The Ruins of Civilisation (British spelling please) at the Manhattan Theatre Club is intended to scare the crap out of us. In a world in the distant future people live in very clean places and have spotless lives. Unless they visit them that don’t.
Dolores (Rachael Holmes) and Silver (Tim Daly) are an English couple living somewhere in England. They have just returned from a visit to a Mediterranean country filled with ruins and doomed to be swallowed up by a rising sea. It is populated with children who will die there and dogs who are already on their way out. Why they went there is uncertain, but it may have something to do with Silver’s book, which he has been researching for ages.
No matter. What is important here is Dolores and her state of mind, which is a little dodgy. In this England, people who choose to have children are left to fend for themselves. People who choose to remain childless are given a stipend that ensures they can live a decent life with red and white running wine. Dolores, as Sil tells us, is old-school. She was brought up by environmentalists who taught her that she could make a difference. Coming to terms with doomsday is proving not so easy for her, whereas Sil is a pragmatist. Stiff upper lip and all that.
Up first is an interview with Joy (Orlagh Cassidy), a government worker to whom Dolores refers as a “jobs worth” – someone who uses her position to become a knit-picker. Joy’s interview digs into any untoward thoughts that Dolores might be harboring about having a child. Dolores has no more thoughts, she tells Joy. She is mentally clean as a whistle. Until Joy asks, off the record of course, how often Dolores thinks of killing herself. The answer: constantly. While this is upsetting to Sil, Joy thinks nothing of it because she has seen all this before. Dolores passes with flying colors and the stipend is set to resume. Hip Hip Hooray.
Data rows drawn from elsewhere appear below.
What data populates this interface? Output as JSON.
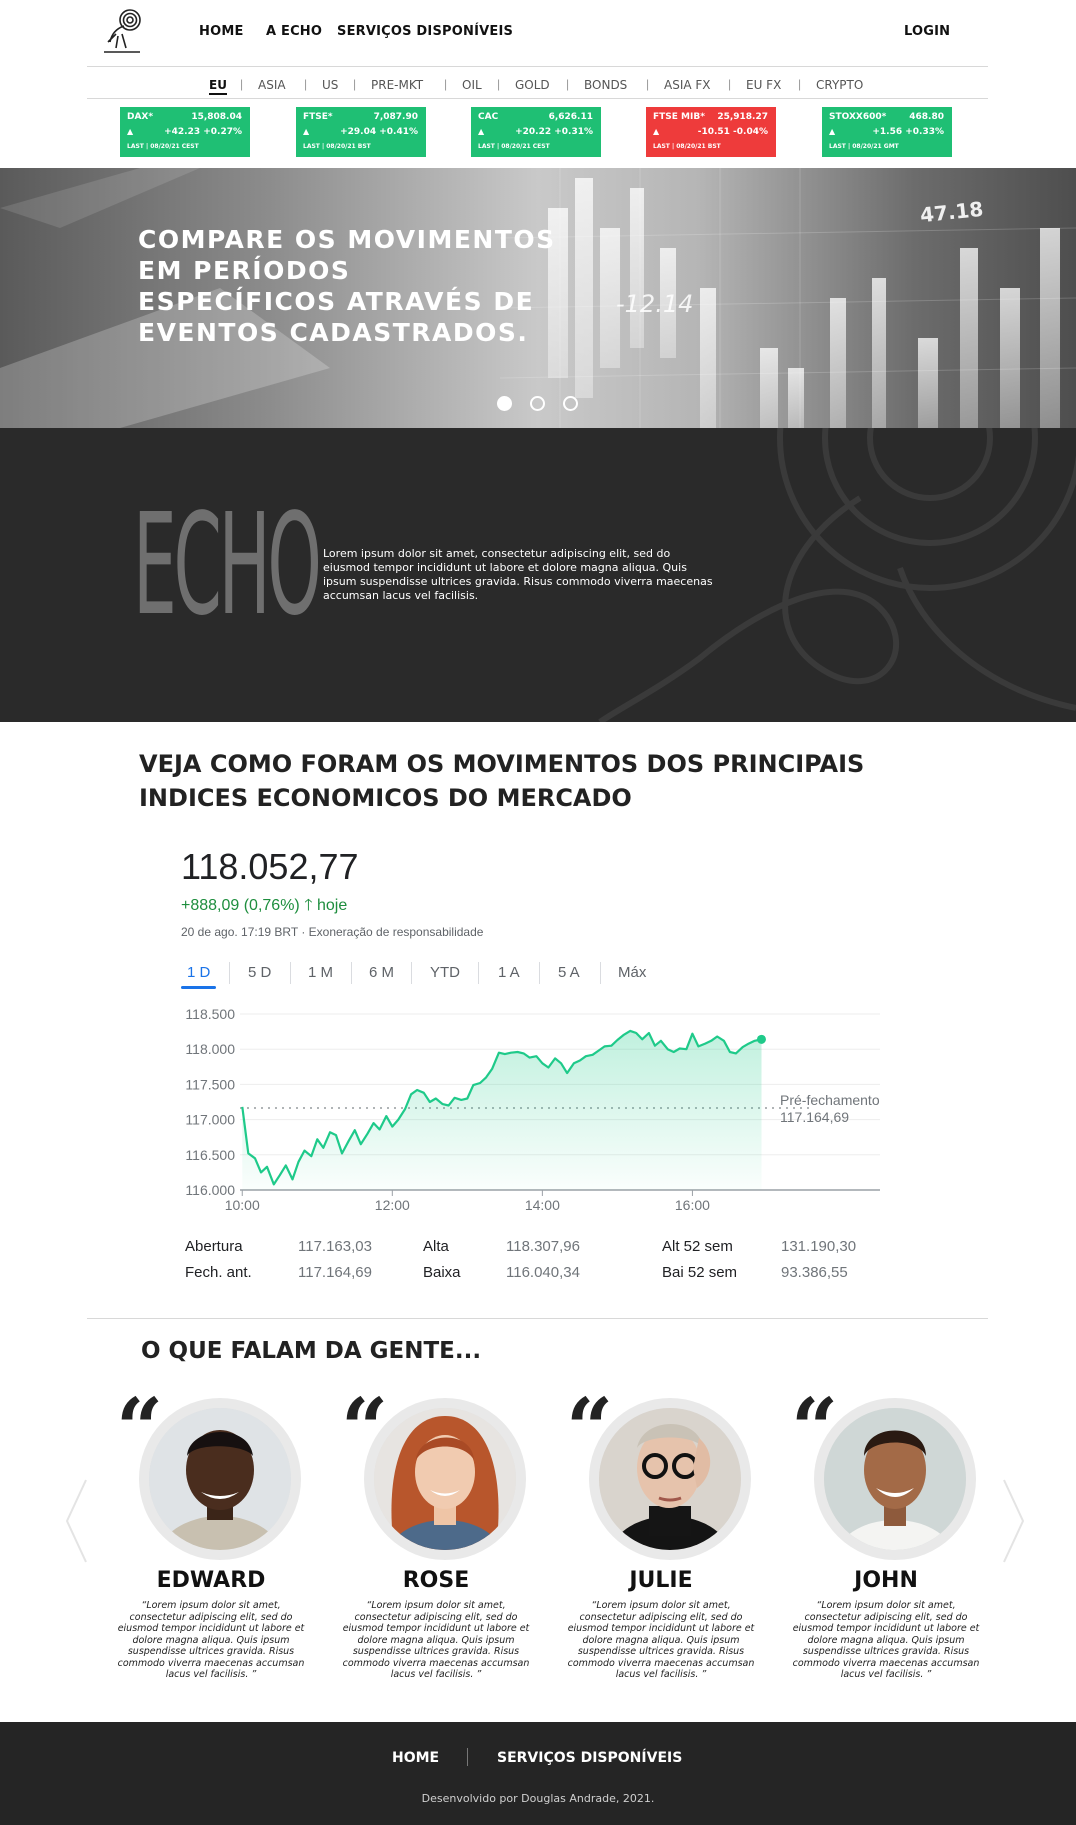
{
  "header": {
    "nav": [
      "HOME",
      "A ECHO",
      "SERVIÇOS DISPONÍVEIS"
    ],
    "login": "LOGIN"
  },
  "markets": {
    "tabs": [
      "EU",
      "ASIA",
      "US",
      "PRE-MKT",
      "OIL",
      "GOLD",
      "BONDS",
      "ASIA FX",
      "EU FX",
      "CRYPTO"
    ],
    "active_tab": "EU",
    "separator": "|"
  },
  "tickers": [
    {
      "name": "DAX*",
      "price": "15,808.04",
      "arrow": "▲",
      "change": "+42.23 +0.27%",
      "last": "LAST | 08/20/21 CEST",
      "direction": "up"
    },
    {
      "name": "FTSE*",
      "price": "7,087.90",
      "arrow": "▲",
      "change": "+29.04 +0.41%",
      "last": "LAST | 08/20/21 BST",
      "direction": "up"
    },
    {
      "name": "CAC",
      "price": "6,626.11",
      "arrow": "▲",
      "change": "+20.22 +0.31%",
      "last": "LAST | 08/20/21 CEST",
      "direction": "up"
    },
    {
      "name": "FTSE MIB*",
      "price": "25,918.27",
      "arrow": "▲",
      "change": "-10.51 -0.04%",
      "last": "LAST | 08/20/21 BST",
      "direction": "down"
    },
    {
      "name": "STOXX600*",
      "price": "468.80",
      "arrow": "▲",
      "change": "+1.56 +0.33%",
      "last": "LAST | 08/20/21 GMT",
      "direction": "up"
    }
  ],
  "hero": {
    "title": "COMPARE OS MOVIMENTOS EM PERÍODOS ESPECÍFICOS ATRAVÉS DE EVENTOS CADASTRADOS.",
    "overlay_number": "-12.14",
    "overlay_tag": "47.18",
    "slide_count": 3,
    "active_slide": 0
  },
  "about": {
    "word": "ECHO",
    "text": "Lorem ipsum dolor sit amet, consectetur adipiscing elit, sed do eiusmod tempor incididunt ut labore et dolore magna aliqua. Quis ipsum suspendisse ultrices gravida. Risus commodo viverra maecenas accumsan lacus vel facilisis."
  },
  "indices": {
    "title": "VEJA COMO FORAM OS MOVIMENTOS DOS PRINCIPAIS INDICES ECONOMICOS DO MERCADO",
    "price": "118.052,77",
    "change": "+888,09 (0,76%)",
    "change_arrow": "🡑",
    "change_period": "hoje",
    "timestamp": "20 de ago. 17:19 BRT · Exoneração de responsabilidade",
    "ranges": [
      "1 D",
      "5 D",
      "1 M",
      "6 M",
      "YTD",
      "1 A",
      "5 A",
      "Máx"
    ],
    "active_range": "1 D",
    "stats": [
      {
        "label": "Abertura",
        "value": "117.163,03"
      },
      {
        "label": "Fech. ant.",
        "value": "117.164,69"
      },
      {
        "label": "Alta",
        "value": "118.307,96"
      },
      {
        "label": "Baixa",
        "value": "116.040,34"
      },
      {
        "label": "Alt 52 sem",
        "value": "131.190,30"
      },
      {
        "label": "Bai 52 sem",
        "value": "93.386,55"
      }
    ]
  },
  "chart_data": {
    "type": "area",
    "x_ticks": [
      "10:00",
      "12:00",
      "14:00",
      "16:00"
    ],
    "y_ticks": [
      "118.500",
      "118.000",
      "117.500",
      "117.000",
      "116.500",
      "116.000"
    ],
    "ylim": [
      116000,
      118500
    ],
    "xlim_hours": [
      9.97,
      18.5
    ],
    "reference_line": {
      "label": "Pré-fechamento",
      "value": 117164.69,
      "value_label": "117.164,69"
    },
    "line_color": "#1fca8a",
    "series": [
      {
        "x": [
          10.0,
          10.08,
          10.17,
          10.25,
          10.33,
          10.42,
          10.5,
          10.58,
          10.67,
          10.75,
          10.83,
          10.92,
          11.0,
          11.08,
          11.17,
          11.25,
          11.33,
          11.42,
          11.5,
          11.58,
          11.67,
          11.75,
          11.83,
          11.92,
          12.0,
          12.08,
          12.17,
          12.25,
          12.33,
          12.42,
          12.5,
          12.58,
          12.67,
          12.75,
          12.83,
          12.92,
          13.0,
          13.08,
          13.17,
          13.25,
          13.33,
          13.42,
          13.5,
          13.58,
          13.67,
          13.75,
          13.83,
          13.92,
          14.0,
          14.08,
          14.17,
          14.25,
          14.33,
          14.42,
          14.5,
          14.58,
          14.67,
          14.75,
          14.83,
          14.92,
          15.0,
          15.08,
          15.17,
          15.25,
          15.33,
          15.42,
          15.5,
          15.58,
          15.67,
          15.75,
          15.83,
          15.92,
          16.0,
          16.08,
          16.17,
          16.25,
          16.33,
          16.42,
          16.5,
          16.58,
          16.67,
          16.75,
          16.83,
          16.92
        ],
        "values": [
          117180,
          116520,
          116450,
          116250,
          116330,
          116080,
          116210,
          116350,
          116150,
          116400,
          116560,
          116480,
          116720,
          116600,
          116820,
          116780,
          116520,
          116700,
          116850,
          116650,
          116800,
          116950,
          116860,
          117050,
          116900,
          117000,
          117150,
          117360,
          117420,
          117380,
          117250,
          117300,
          117220,
          117200,
          117310,
          117280,
          117300,
          117490,
          117520,
          117600,
          117720,
          117950,
          117930,
          117950,
          117960,
          117940,
          117880,
          117900,
          117800,
          117740,
          117870,
          117800,
          117660,
          117800,
          117840,
          117900,
          117920,
          117980,
          118040,
          118050,
          118130,
          118200,
          118260,
          118230,
          118140,
          118230,
          118050,
          118120,
          118000,
          117960,
          118010,
          118000,
          118220,
          118040,
          118080,
          118120,
          118180,
          118120,
          117960,
          117940,
          118030,
          118080,
          118120,
          118140
        ]
      }
    ]
  },
  "testimonials": {
    "title": "O QUE FALAM DA GENTE...",
    "items": [
      {
        "name": "EDWARD",
        "text": "“Lorem ipsum dolor sit amet, consectetur adipiscing elit, sed do eiusmod tempor incididunt ut labore et dolore magna aliqua. Quis ipsum suspendisse ultrices gravida. Risus commodo viverra maecenas accumsan lacus vel facilisis. ”"
      },
      {
        "name": "ROSE",
        "text": "“Lorem ipsum dolor sit amet, consectetur adipiscing elit, sed do eiusmod tempor incididunt ut labore et dolore magna aliqua. Quis ipsum suspendisse ultrices gravida. Risus commodo viverra maecenas accumsan lacus vel facilisis. ”"
      },
      {
        "name": "JULIE",
        "text": "“Lorem ipsum dolor sit amet, consectetur adipiscing elit, sed do eiusmod tempor incididunt ut labore et dolore magna aliqua. Quis ipsum suspendisse ultrices gravida. Risus commodo viverra maecenas accumsan lacus vel facilisis. ”"
      },
      {
        "name": "JOHN",
        "text": "“Lorem ipsum dolor sit amet, consectetur adipiscing elit, sed do eiusmod tempor incididunt ut labore et dolore magna aliqua. Quis ipsum suspendisse ultrices gravida. Risus commodo viverra maecenas accumsan lacus vel facilisis. ”"
      }
    ]
  },
  "footer": {
    "nav": [
      "HOME",
      "SERVIÇOS DISPONÍVEIS"
    ],
    "credit": "Desenvolvido por Douglas Andrade, 2021."
  },
  "colors": {
    "up": "#1fbf74",
    "down": "#ee3b3b",
    "dark_band": "#2a2a2a",
    "footer": "#252525",
    "chart_line": "#1fca8a",
    "range_active": "#1a73e8"
  }
}
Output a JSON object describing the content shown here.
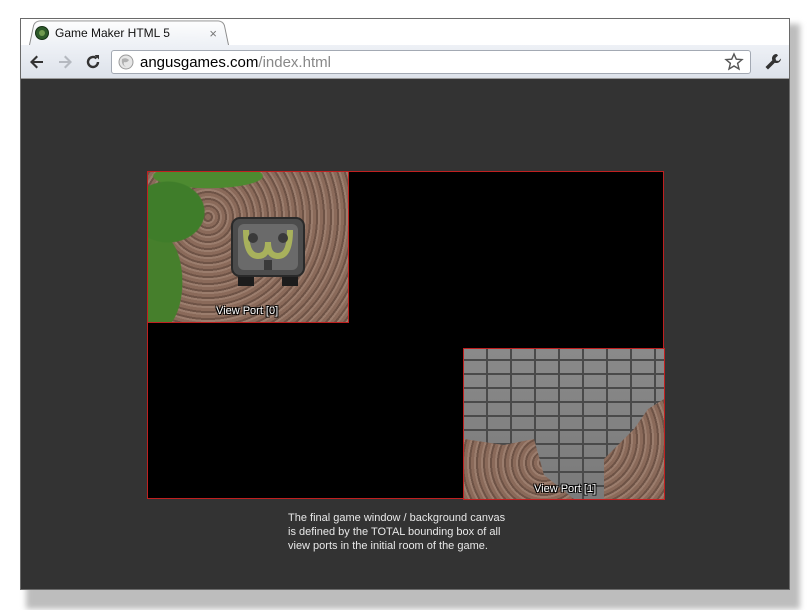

Not so fast. Dolores, left to her own devices is still thinking about that country they visited. When she sees an ad for a massage by a woman from the said country she asks for an appointment. Mara (Roxanna Hope) arrives and is soon enrolled into moving in with Sil and Dolores. Dolores still believes that helping one person changes the world. Dolores, like so many women over the ages, pretends all is well but has a stubborn streak that will not be squashed.
With the arrival of Mara, things begin to disintegrate. Mara brings the outside into the sterile abode, and once in, like a stray cat it will not be put out. The conclusion, an unbelievable one, is seen a mile off and, although meant to be upsetting it barely causes a ripple.
This is a well-intentioned piece that is part Doll’s House and part Twilight Zone. Ms. Skinner’s writing, however, rather than being exploratory, is confining. While the character of Mara is many layered (and beautifully played by Holmes) the other three are one-note. Mr. Daly does everything he can to be something more than petulant and Ms. Holmes nearly does handstands to bring nuances to lost and lonely. But they can only do so much when the text of this play has them painted into iconic corners.
We get the point very early on in this play. The world is going to hell in a handbag, and the people who believe in a Solution are offstage somewhere very far away. Check. Once this is established the play idles like an old Ford pickup. The engine revs periodically, but the gears never engage. We end up pretty much where we started. That is when when we realize that the door to this basement was nailed shut from the get-go, and we just spent the better part of the evening sitting in the dark. Literally.
"The production sometimes shows the strain of its densely packed thematic weight... Still, for a doomsday play, “Ruins” is remarkably pleasurable: well paced, well spoken and very deft in planting slyly placed clues as to what the future will be."
Ben Brantley for New York Times
"The central couple is vapidly written and the world they inhabit is thinly drawn. One can only hope for a future in which Skinner has written a second draft of the play."
Adam Feldman for Time Out New York
"This theatrical vision of a dystopian future never comes into focus."